Ellen Pearlstein has produced a handbook on the conservation of feathers that clearly illustrates the current state of research on the subject with numerous practical examples. Pearlstein also discusses deficits in current conservation methodology, especially regarding documentation, and she offers suggestions for improvement. This comprehensive publication will be indispensable for conservators, museologists, ethnologists, archaeologists, and historians working with ethnologic or archaeological featherwork.

The introduction discusses the investigation, documentation, preventive conservation, and practical treatment of feathers (including cleaning, reshaping and realigning, mending, and loss compensation). In so doing, the author takes into account current discussions between conservators and curators on the display and conservation of feathers. The subject of repatriation and legal aspects influencing conservation, arising from the CITES endangered species protection agreement, are presented.

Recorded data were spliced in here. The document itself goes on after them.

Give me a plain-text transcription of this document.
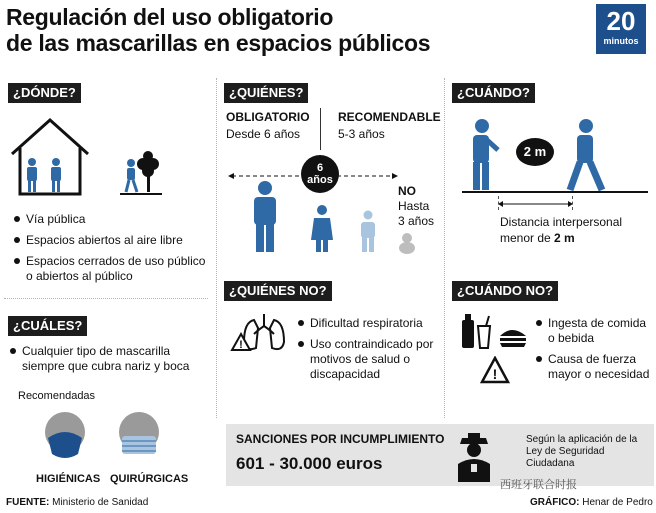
Regulación del uso obligatorio
de las mascarillas en espacios públicos
20
minutos
¿DÓNDE?
Vía pública
Espacios abiertos al aire libre
Espacios cerrados de uso público o abiertos al público
¿CUÁLES?
Cualquier tipo de mascarilla siempre que cubra nariz y boca
Recomendadas
HIGIÉNICAS QUIRÚRGICAS
¿QUIÉNES?
OBLIGATORIO
Desde 6 años
RECOMENDABLE
5-3 años
6
años
NO
Hasta
3 años
¿QUIÉNES NO?
!
Dificultad respiratoria
Uso contraindicado por motivos de salud o discapacidad
¿CUÁNDO?
2 m
Distancia interpersonal
menor de 2 m
¿CUÁNDO NO?
!
Ingesta de comida o bebida
Causa de fuerza mayor o necesidad
SANCIONES POR INCUMPLIMIENTO
601 - 30.000 euros
Según la aplicación de la Ley de Seguridad Ciudadana
FUENTE: Ministerio de Sanidad
西班牙联合时报
GRÁFICO: Henar de Pedro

The publication offers numerous helpful tips for the investigation, documentation and conservation of feathers. The author shows, for example, that investigations using ultraviolet light (365 nm) can be of great assistance in identifying feathers, as only a few of the biopigments that are the cause of coloration fluoresce.

Pearlstein presents a template that, for the first time, allows an exact, unified description and documentation of feathers. Characteristic features, traditional working and modification techniques, and states of preservation can be systematically recorded. This detailed technical information provides insight into the cultural significance of featherwork. Thanks to these procedures, it will be possible to standardize future documentation. As a result, significant similarities and differences in materials and working techniques will be easier to recognize and compare.

The second part of the publication presents six case studies on the investigation and conservation of feather objects. These case studies were done by students from the UCLA/Getty Master’s Program in the Conservation of Archaeological and Ethnographic Materials, who documented and treated artifacts from the Fowler Museum collection using the new guidelines. 

Pearlstein's publication is an essential reference for anyone working with feather objects from ethnographic or archaeological collections. Her volume will undoubtedly have a lasting interdisciplinary influence on the handling, exhibition, and conservation of feather objects. This work deserves broad readership, as the complex nature of featherwork is often underestimated. I am hopeful that this precise, standardized documentation of feather objects will improve future attitudes toward their importance, so that feathers can be better conserved.